Ça faisait bien une demi-heure que Van Halen avait amorcé son spectacle au Centre Bell, jeudi, quand je me suis demandé pourquoi plus de la moitié des gens qui avaient des sièges dans les gradins restaient assis. Pourtant, les trois Van Halen (Eddie, Alex, Wolfgang) et David Lee Roth y mettaient vraiment du cœur. Et l’évidence s’est imposée d’elle-même : nous écoutions tous la radio.
Par Philippe Rezzonico
Forcément, tout le parterre était debout, mais dans un show rock, tout le parterre est debout, par définition. Dans certaines sections – dont la mienne placée à 75 pieds de la scène -, il y avait plus de gens assis que debout. Tout le temps.
Et on avait déjà eu droit à des bombes comme Unchained, des classiques style Running with the Devil, des titres vitaminés tels Everyone Wants Some et des riffs béton comme celui de Somebody Get Me a Doctor.
Une foule trop âgée ? Du tout. Moyenne dans la mi-quarantaine – plus jeune que les membres originaux du groupe, finalement – et beaucoup de jeunes avec leurs parents qui ont grandi avec VH.
Un groupe fatigué ? Vraiment pas.
Les qualités de showman de David Lee Roth sont intactes. Svelte, fluide, glissant sur sa « patinoire » privée au centre de la scène, Roth faisait tournoyer son pied de micro tel un Ninja manie son nunchaku et il avait une voix encore plus solide que lors des retrouvailles avec Van Halen lors du passage de 2007.

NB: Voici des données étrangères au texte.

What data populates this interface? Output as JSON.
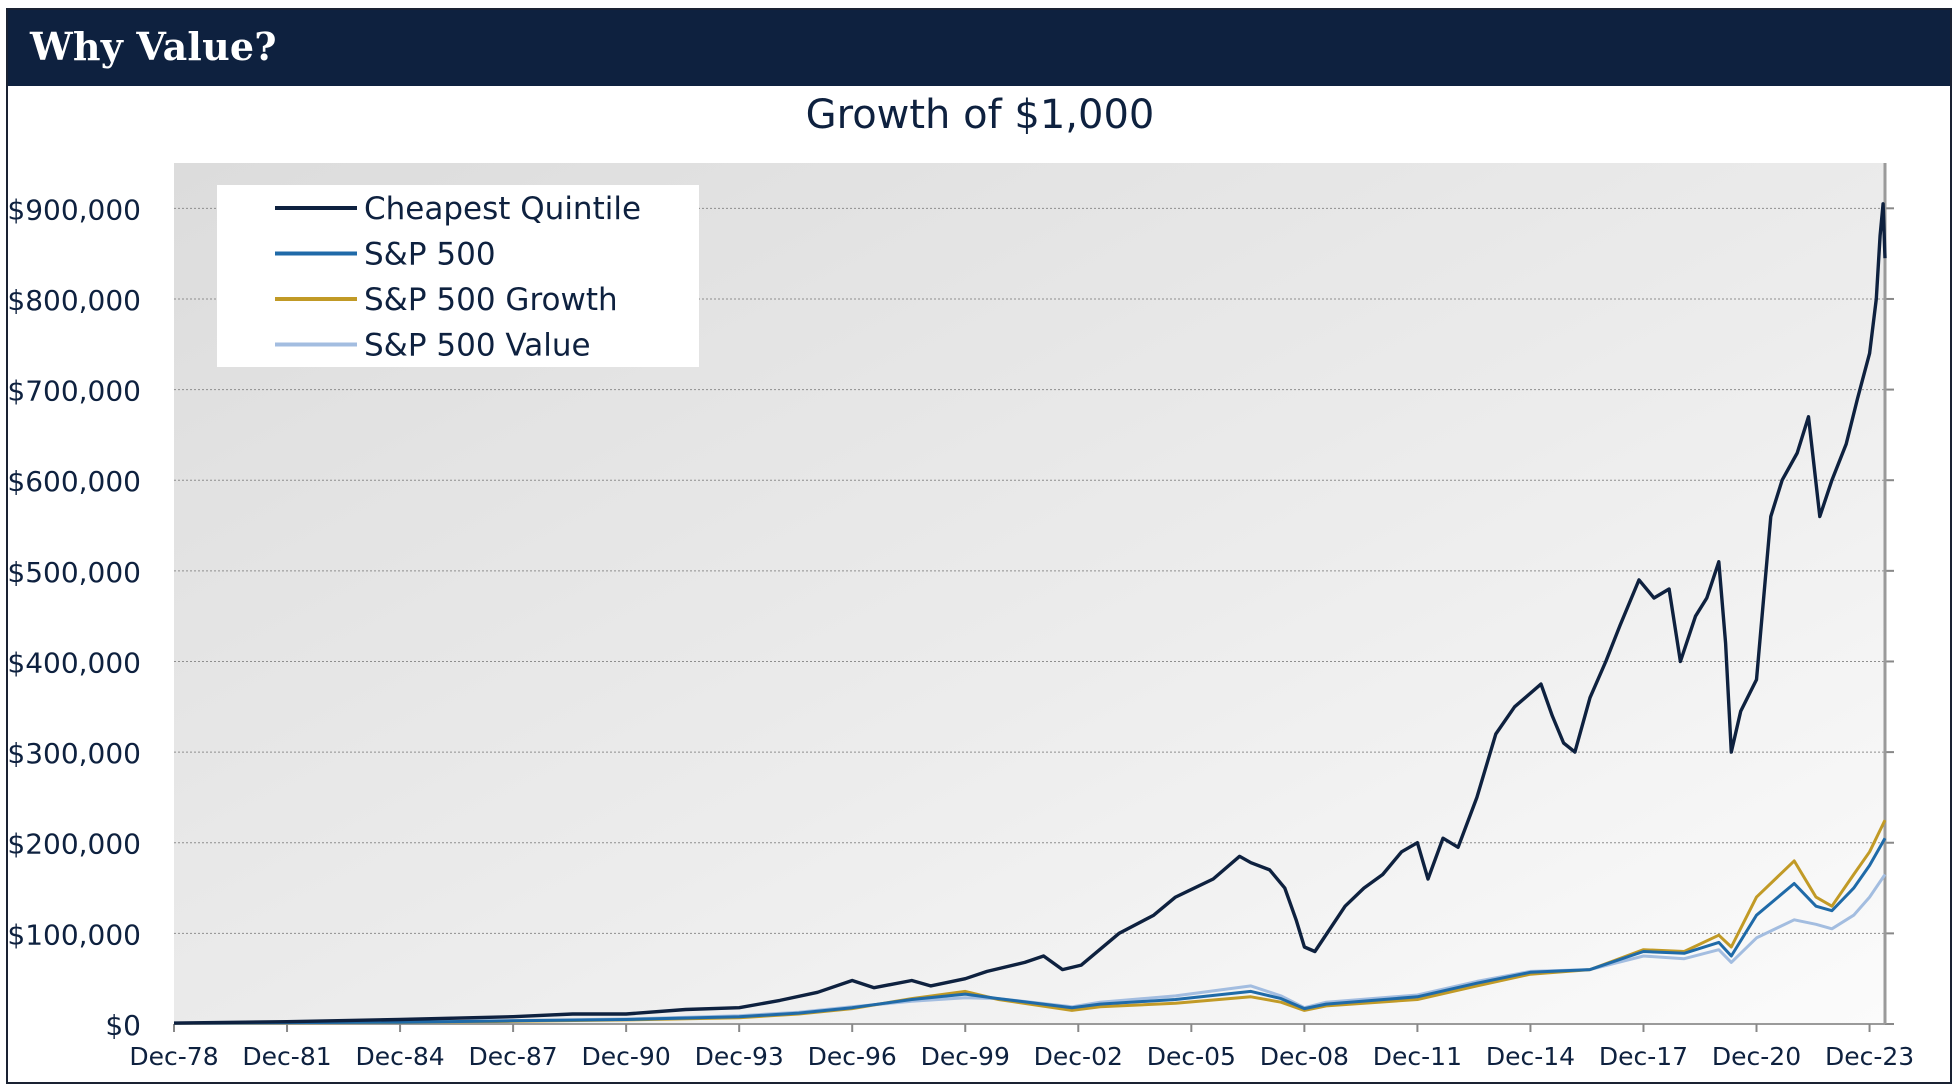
{
  "header": {
    "title": "Why Value?"
  },
  "chart_data": {
    "type": "line",
    "title": "Growth of $1,000",
    "xlabel": "",
    "ylabel": "",
    "ylim": [
      0,
      950000
    ],
    "y_ticks": [
      0,
      100000,
      200000,
      300000,
      400000,
      500000,
      600000,
      700000,
      800000,
      900000
    ],
    "y_tick_labels": [
      "$0",
      "$100,000",
      "$200,000",
      "$300,000",
      "$400,000",
      "$500,000",
      "$600,000",
      "$700,000",
      "$800,000",
      "$900,000"
    ],
    "x_range": [
      1978.92,
      2024.33
    ],
    "x_ticks": [
      1978.92,
      1981.92,
      1984.92,
      1987.92,
      1990.92,
      1993.92,
      1996.92,
      1999.92,
      2002.92,
      2005.92,
      2008.92,
      2011.92,
      2014.92,
      2017.92,
      2020.92,
      2023.92
    ],
    "x_tick_labels": [
      "Dec-78",
      "Dec-81",
      "Dec-84",
      "Dec-87",
      "Dec-90",
      "Dec-93",
      "Dec-96",
      "Dec-99",
      "Dec-02",
      "Dec-05",
      "Dec-08",
      "Dec-11",
      "Dec-14",
      "Dec-17",
      "Dec-20",
      "Dec-23"
    ],
    "grid": "horizontal dotted",
    "legend_position": "top-left",
    "series": [
      {
        "name": "Cheapest Quintile",
        "color": "#0e213f",
        "points": [
          [
            1978.92,
            1000
          ],
          [
            1981.92,
            2500
          ],
          [
            1984.92,
            5000
          ],
          [
            1987.92,
            8000
          ],
          [
            1989.5,
            11000
          ],
          [
            1990.92,
            11000
          ],
          [
            1992.5,
            16000
          ],
          [
            1993.92,
            18000
          ],
          [
            1995.0,
            26000
          ],
          [
            1996.0,
            35000
          ],
          [
            1996.92,
            48000
          ],
          [
            1997.5,
            40000
          ],
          [
            1998.5,
            48000
          ],
          [
            1999.0,
            42000
          ],
          [
            1999.92,
            50000
          ],
          [
            2000.5,
            58000
          ],
          [
            2001.5,
            68000
          ],
          [
            2002.0,
            75000
          ],
          [
            2002.5,
            60000
          ],
          [
            2003.0,
            65000
          ],
          [
            2004.0,
            100000
          ],
          [
            2004.92,
            120000
          ],
          [
            2005.5,
            140000
          ],
          [
            2006.5,
            160000
          ],
          [
            2007.2,
            185000
          ],
          [
            2007.5,
            178000
          ],
          [
            2008.0,
            170000
          ],
          [
            2008.4,
            150000
          ],
          [
            2008.7,
            115000
          ],
          [
            2008.92,
            85000
          ],
          [
            2009.2,
            80000
          ],
          [
            2010.0,
            130000
          ],
          [
            2010.5,
            150000
          ],
          [
            2011.0,
            165000
          ],
          [
            2011.5,
            190000
          ],
          [
            2011.92,
            200000
          ],
          [
            2012.2,
            160000
          ],
          [
            2012.6,
            205000
          ],
          [
            2013.0,
            195000
          ],
          [
            2013.5,
            250000
          ],
          [
            2014.0,
            320000
          ],
          [
            2014.5,
            350000
          ],
          [
            2015.2,
            375000
          ],
          [
            2015.5,
            340000
          ],
          [
            2015.8,
            310000
          ],
          [
            2016.1,
            300000
          ],
          [
            2016.5,
            360000
          ],
          [
            2016.92,
            400000
          ],
          [
            2017.3,
            440000
          ],
          [
            2017.8,
            490000
          ],
          [
            2018.2,
            470000
          ],
          [
            2018.6,
            480000
          ],
          [
            2018.9,
            400000
          ],
          [
            2019.3,
            450000
          ],
          [
            2019.6,
            470000
          ],
          [
            2019.92,
            510000
          ],
          [
            2020.1,
            420000
          ],
          [
            2020.25,
            300000
          ],
          [
            2020.5,
            345000
          ],
          [
            2020.92,
            380000
          ],
          [
            2021.3,
            560000
          ],
          [
            2021.6,
            600000
          ],
          [
            2022.0,
            630000
          ],
          [
            2022.3,
            670000
          ],
          [
            2022.6,
            560000
          ],
          [
            2022.92,
            600000
          ],
          [
            2023.3,
            640000
          ],
          [
            2023.6,
            690000
          ],
          [
            2023.92,
            740000
          ],
          [
            2024.1,
            800000
          ],
          [
            2024.2,
            870000
          ],
          [
            2024.28,
            905000
          ],
          [
            2024.33,
            845000
          ]
        ]
      },
      {
        "name": "S&P 500",
        "color": "#1f6aa8",
        "points": [
          [
            1978.92,
            1000
          ],
          [
            1984.92,
            2000
          ],
          [
            1987.92,
            3500
          ],
          [
            1990.92,
            5000
          ],
          [
            1993.92,
            8000
          ],
          [
            1995.5,
            12000
          ],
          [
            1996.92,
            18000
          ],
          [
            1998.5,
            27000
          ],
          [
            1999.92,
            33000
          ],
          [
            2000.8,
            28000
          ],
          [
            2002.75,
            18000
          ],
          [
            2003.5,
            22000
          ],
          [
            2005.5,
            27000
          ],
          [
            2007.5,
            36000
          ],
          [
            2008.3,
            28000
          ],
          [
            2008.92,
            17000
          ],
          [
            2009.5,
            22000
          ],
          [
            2011.92,
            30000
          ],
          [
            2013.5,
            45000
          ],
          [
            2014.92,
            57000
          ],
          [
            2016.5,
            60000
          ],
          [
            2017.92,
            80000
          ],
          [
            2019.0,
            78000
          ],
          [
            2019.92,
            90000
          ],
          [
            2020.25,
            75000
          ],
          [
            2020.92,
            120000
          ],
          [
            2021.92,
            155000
          ],
          [
            2022.5,
            130000
          ],
          [
            2022.92,
            125000
          ],
          [
            2023.5,
            150000
          ],
          [
            2023.92,
            175000
          ],
          [
            2024.33,
            205000
          ]
        ]
      },
      {
        "name": "S&P 500 Growth",
        "color": "#c19a26",
        "points": [
          [
            1978.92,
            1000
          ],
          [
            1984.92,
            1800
          ],
          [
            1987.92,
            3000
          ],
          [
            1990.92,
            4500
          ],
          [
            1993.92,
            7000
          ],
          [
            1995.5,
            11000
          ],
          [
            1996.92,
            17000
          ],
          [
            1998.5,
            28000
          ],
          [
            1999.92,
            36000
          ],
          [
            2000.8,
            27000
          ],
          [
            2002.75,
            15000
          ],
          [
            2003.5,
            19000
          ],
          [
            2005.5,
            23000
          ],
          [
            2007.5,
            30000
          ],
          [
            2008.3,
            24000
          ],
          [
            2008.92,
            15000
          ],
          [
            2009.5,
            20000
          ],
          [
            2011.92,
            27000
          ],
          [
            2013.5,
            42000
          ],
          [
            2014.92,
            55000
          ],
          [
            2016.5,
            60000
          ],
          [
            2017.92,
            82000
          ],
          [
            2019.0,
            80000
          ],
          [
            2019.92,
            98000
          ],
          [
            2020.25,
            85000
          ],
          [
            2020.92,
            140000
          ],
          [
            2021.92,
            180000
          ],
          [
            2022.5,
            140000
          ],
          [
            2022.92,
            130000
          ],
          [
            2023.5,
            165000
          ],
          [
            2023.92,
            190000
          ],
          [
            2024.33,
            225000
          ]
        ]
      },
      {
        "name": "S&P 500 Value",
        "color": "#a3bde0",
        "points": [
          [
            1978.92,
            1000
          ],
          [
            1984.92,
            2200
          ],
          [
            1987.92,
            3800
          ],
          [
            1990.92,
            5500
          ],
          [
            1993.92,
            9000
          ],
          [
            1995.5,
            13000
          ],
          [
            1996.92,
            19000
          ],
          [
            1998.5,
            25000
          ],
          [
            1999.92,
            29000
          ],
          [
            2000.8,
            28000
          ],
          [
            2002.75,
            19000
          ],
          [
            2003.5,
            24000
          ],
          [
            2005.5,
            31000
          ],
          [
            2007.5,
            42000
          ],
          [
            2008.3,
            31000
          ],
          [
            2008.92,
            18000
          ],
          [
            2009.5,
            24000
          ],
          [
            2011.92,
            32000
          ],
          [
            2013.5,
            47000
          ],
          [
            2014.92,
            58000
          ],
          [
            2016.5,
            60000
          ],
          [
            2017.92,
            75000
          ],
          [
            2019.0,
            72000
          ],
          [
            2019.92,
            82000
          ],
          [
            2020.25,
            68000
          ],
          [
            2020.92,
            95000
          ],
          [
            2021.92,
            115000
          ],
          [
            2022.5,
            110000
          ],
          [
            2022.92,
            105000
          ],
          [
            2023.5,
            120000
          ],
          [
            2023.92,
            140000
          ],
          [
            2024.33,
            165000
          ]
        ]
      }
    ]
  }
}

Eddie ? Il est encore capable de nous déverser des centaines de notes à la minute ou de nous offrir des riffs digne d’une tronçonneuse. Il a été plus expéditif – six minutes, chrono en main – lors de son solo de fin de soirée (on l’a déjà vu faire dix minutes), mais on va prendre six minutes précises comme celles-là plutôt que dix minutes brouillonnes comme lors du passage de 2004, du temps de Sammy Haggar.
Là où ma première impression s’est confirmée, c’est quand les boys ont offert leurs versions de Oh, Pretty Woman et You Really Got Me. Dix personnes – maximum – debout dans les 15 rangées devant moi ? Plus de doute.
Il faut croire que les amateurs sont tellement familiers avec ces titres qui ont fait les beaux jours de la radio FM des années 1970 et 1980, que les écouter comme à la maison a autant de sens que de les vivre en spectacle. Constat.
Écran sous-utilisé
Remarquez, peut-être que VH court un peu après… Avoir à ta disposition un écran de la dimension de ceux qu’on voyait au ciné-parc dans les années 1960 (im-men-se !) et ne pas s’en servir à ce point, c’est du gaspillage.
Sauf pour la vidéo ou Roth nous montrait ses chiens et ses moutons avant Ice Cream Man – c’est quoi ce truc ? – à aucun moment durant tout le spectacle une chanson classique ou un nouveau titre de l’album A Different Kind of Truth n’a eu droit à un clip fait pour les besoins de la scène.
Impeccables et nécessaires, les gros plans sur les mains fabuleuses d’Eddie quand il se paie des solos déments. Mais que du visuel du groupe qui joue devant toi durant près de deux heures? Au Stade olympique avec l’éloignement des fans, bien sûr. Mais dans un aréna où il y avait moins de 9000 spectateurs ? Comprend pas. J’imagine les Stones et la Madone avec un tel écran.
Remarquez, ça n’a pas gâché le plaisir. Certes, Van Halen ne peut prétendre rivaliser avec ce qu’il était il y a 30 ans, mais personne n’a démérité. Maintenant âgé de 21 ans, Wolfgang a pris de l’assurance à la basse, il n’y a jamais de problème avec Alex, David avait la forme et Eddie était en feu durant Hot For Teacher. Quant à Dance the Night Away, elle a permis à plein de gens de se rappeler que Van Halen peut être presque aussi pop que rock, quand il le désire.
Même la foudroyante Panama et la violente Ain’t Talking About Love n’ont pas fait lever tout le monde. Seule l’incontournable Jump, en clôture, y est parvenue. Mais là, tous les spectateurs s’étaient levés pour applaudir le band pour le rappel.
Les succès de la radio FM… Incontournables…Tellement inévitables en fait, que lorsque que j’ai rejoint ma bagnole une demi-heure après le spectacle et que j’ai mis le contact, la première chose que j’ai entendue en même temps que le moteur était You Really Got Me qui était en train de jouer à CHOM. Pas moyen d’y échapper.